E eu sorrio e sirvo-os. Sou boa pessoa.»
(Divina Comédia, 2013)
Assim começa… «Amar Numa Língua Estrangeira», de Andrea Jeftanovic
«Um beijo no aeroporto. Não um beijo qualquer. Um beijo na sala de espera. Um segundo beijo no balcão da companhia aérea. Um beijo final na porta de embarque de um voo de ligação. Beijou-me sem entender bem o que dizia nem as perguntas que tentava tecer na sua língua. Beijo eficaz. Beijo de lábios unidos, ternos e mornos. Beijou-me outra vez, sabendo morder o meu lábio superior no preciso lugar onde se une com a válvula do desejo. Não um beijo qualquer, dado num dia qualquer. Não, um beijo na terça-feira 11 de setembro de 2011. Desde esse dia tenho Alex na ponta da língua.»
(Teorema, 2014. Tradução de Maria do Carmo Abreu)
Assim começa… «Dr. No», de Ian Fleming
«Pontualmente, às seis horas, o Sol punha-se atrás das Blue Mountains com um derradeiro clarão amarelo, uma onda de sombras violeta envolvia Richmond Road e os grilos e as rãs nos belos jardins davam início ao seu ruidoso concerto.
À parte o ruído de fundo dos insectos, a rua larga e deserta estava mergulhada no silêncio. Os abastados proprietários das grandes casas retiradas, gerentes bancários, directores de empresas e funcionários públicos de topo, estavam em casa desde as cinco horas e falavam do dia com as esposas, ou tomavam um duche e mudavam de roupa. Dali a meia hora, a rua voltaria a ganhar vida com o trânsito dos cocktails. Mas agora , aquele quilómetro elegante da “Rich Road”, como lhe chamavam os comerciantes de Kingston, continha apenas a expectativa de um palco vazio e o perfume denso de jasmim.»
(Contraponto, 2010. Tradução de Luís Santos)
Assim começa… «A Divina Comédia», de Dante Alighieri
«No meio do caminho em nossa vida,
eu me encontrei por uma selva escura
porque a direita via era perdida.
Ah, só dizer o que era é cousa dura,
esta selva selvagem, aspra e forte,
que de temor renova à mente a agrura!
Tão amarga é, que pouco mais é morte;
mas, por tratar do bem que eu nela achei,
direi mais cousas vistas de tal sorte.»
(Quetzal, 2011. Tradução de Vasco Graça Moura)

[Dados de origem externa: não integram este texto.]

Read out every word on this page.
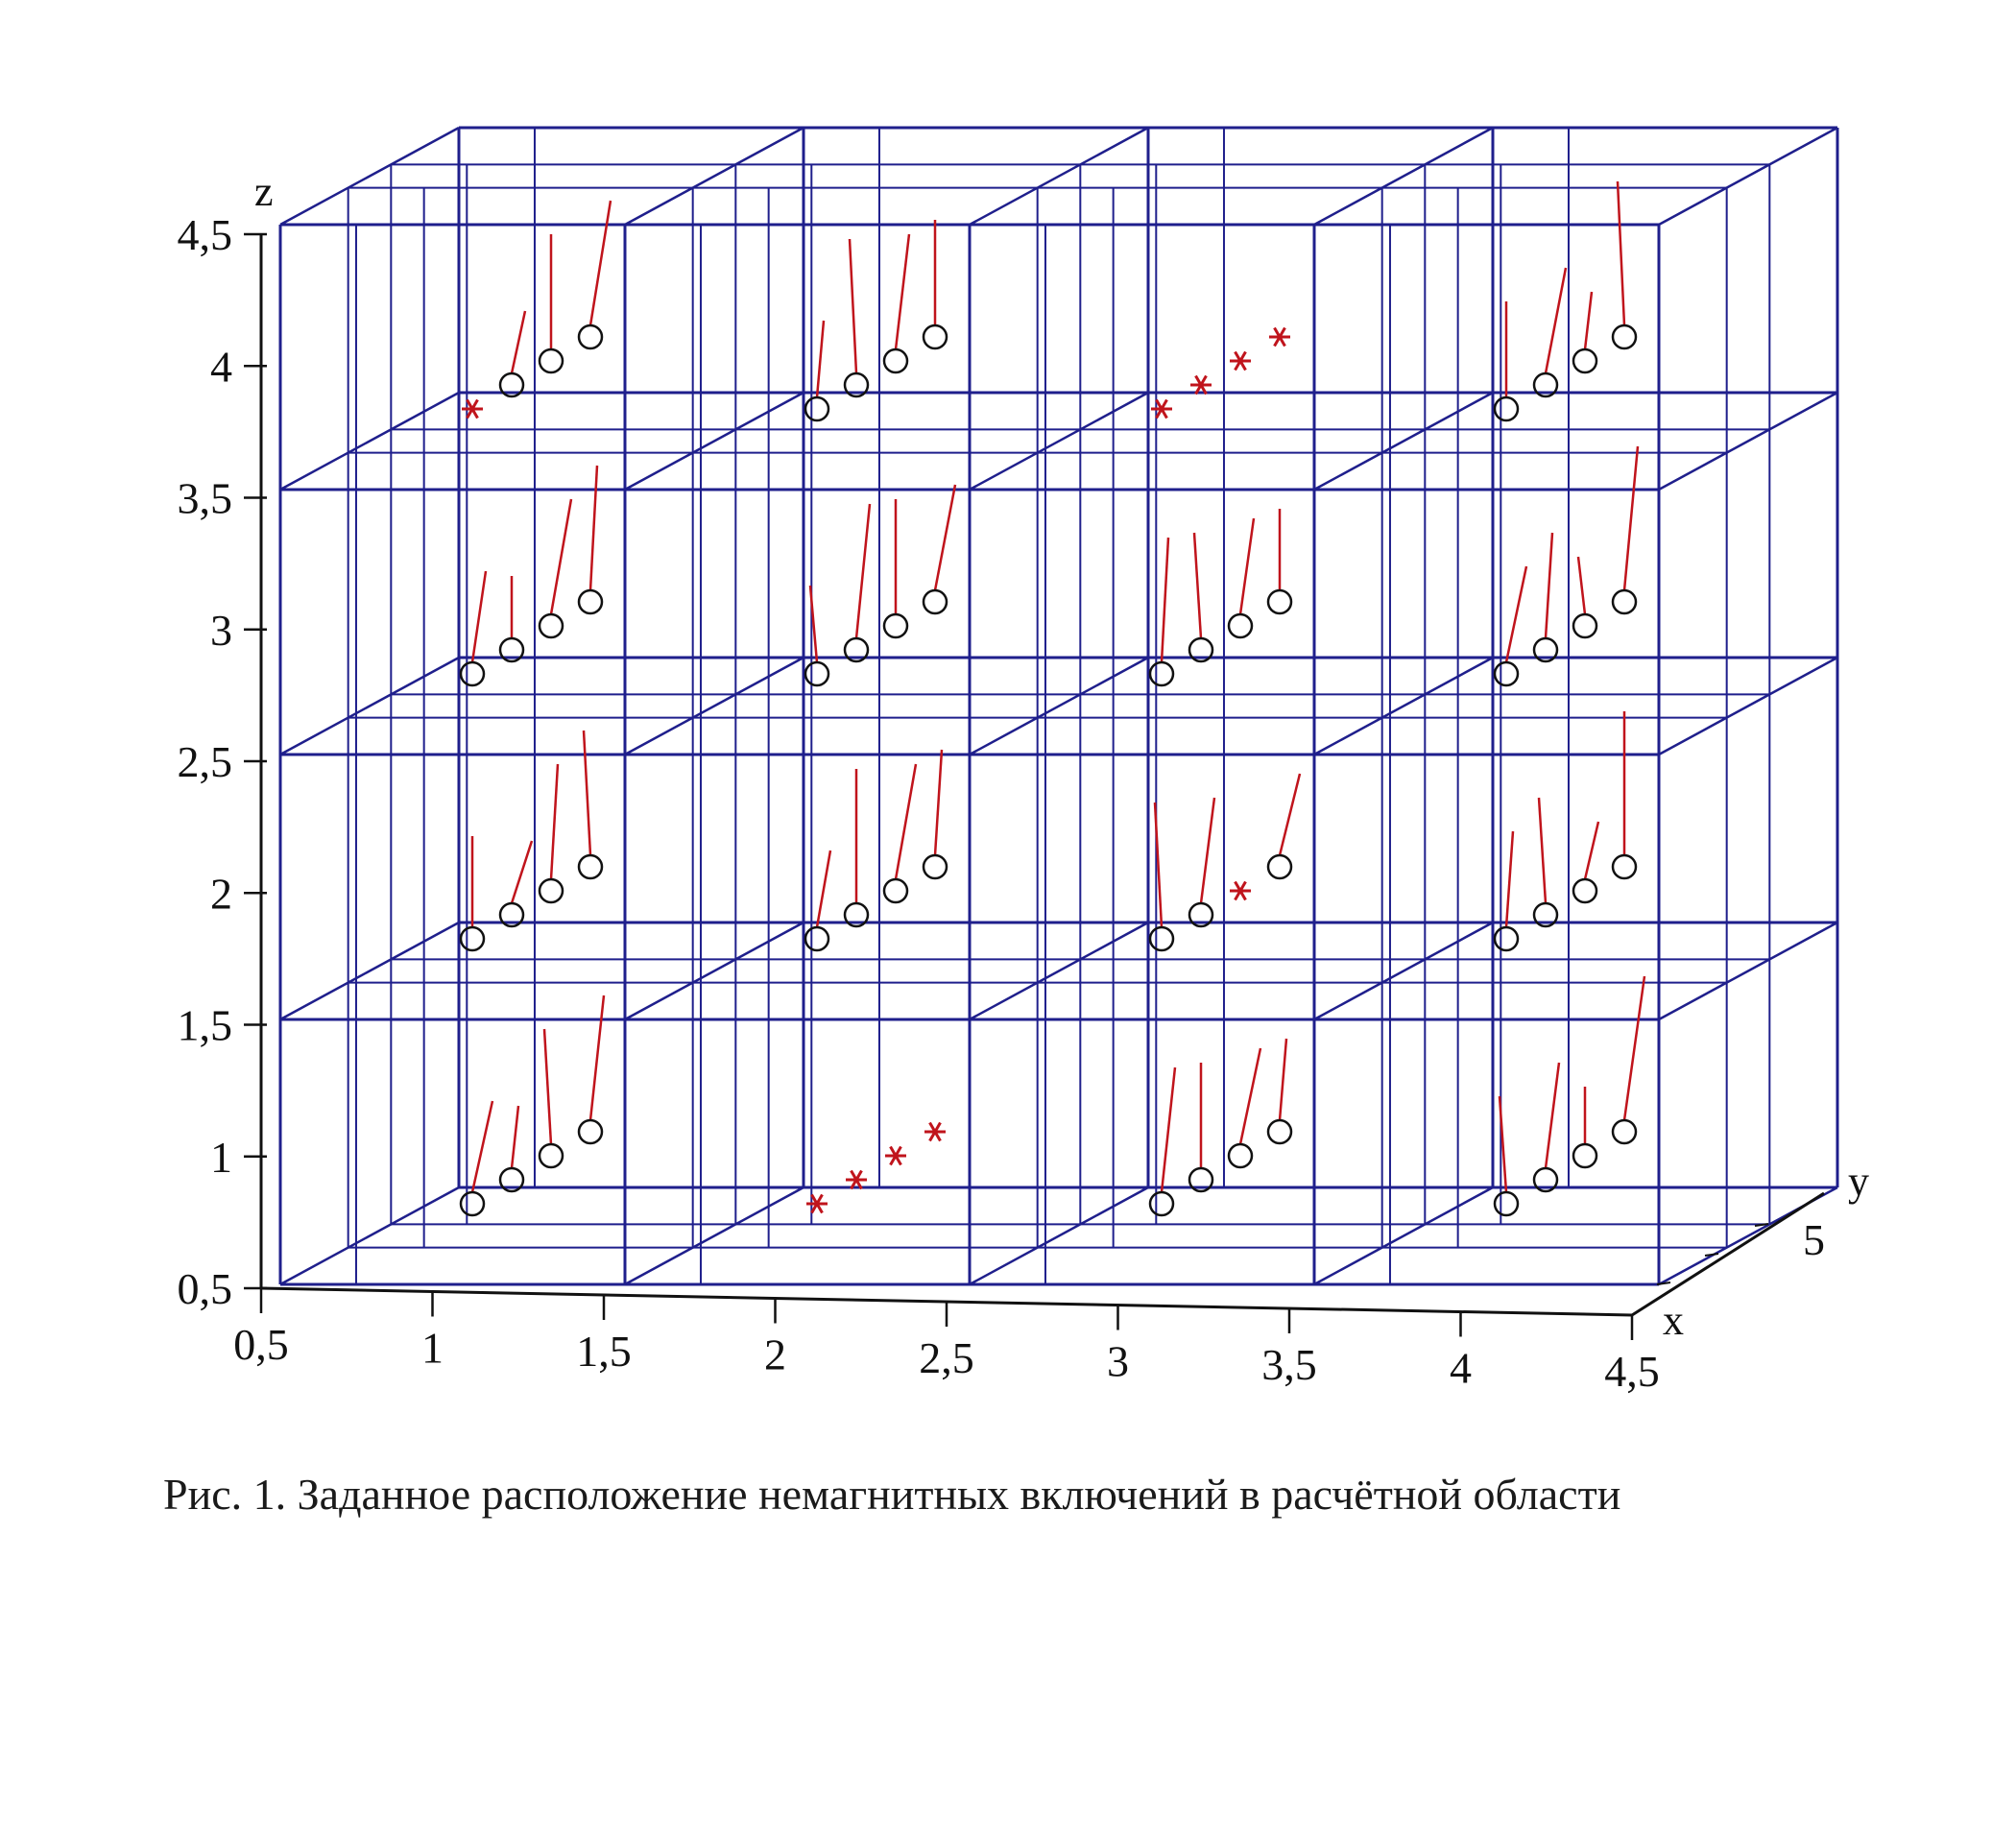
z
x
y
5
0,5
1
1,5
2
2,5
3
3,5
4
4,5
0,5	1	1,5	2	2,5	3	3,5	4	4,5
Рис. 1. Заданное расположение немагнитных включений в расчётной области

Assim começa… “Smilla e os Mistérios da Neve”, de Peter Høeg
«Faz um frio extraordinário, 18º negativos, neva, e na língua que já não é a minha a neve chama-se qanik, grandes cristais quase sem peso que caem agrupados e forram a terra com uma capa de gelo branco, pulverizado.
O escuro de Dezembro sobe do túmulo, dá a impressão de não ter limites, é como o céu lá em cima. Nessa escuridão os nossos rostos são apenas pálidos discos luminosos, o que não me impede de me aperceber da desaprovação com que o pastor e o sacristão da igreja consideram as minhas meias de rede prestas e a choradeira de Juliane, que piorou porque esta manhã ela tomou um calmante e agora está quase sóbria diante da dor. Para eles, nós as duas não respeitamos o clima nem as circunstâncias trágicas. Mas a verdade é que tanto as meias de nylon como os comprimidos, cada um a seu modo, são uma homenagem ao frio e a Isaiah.»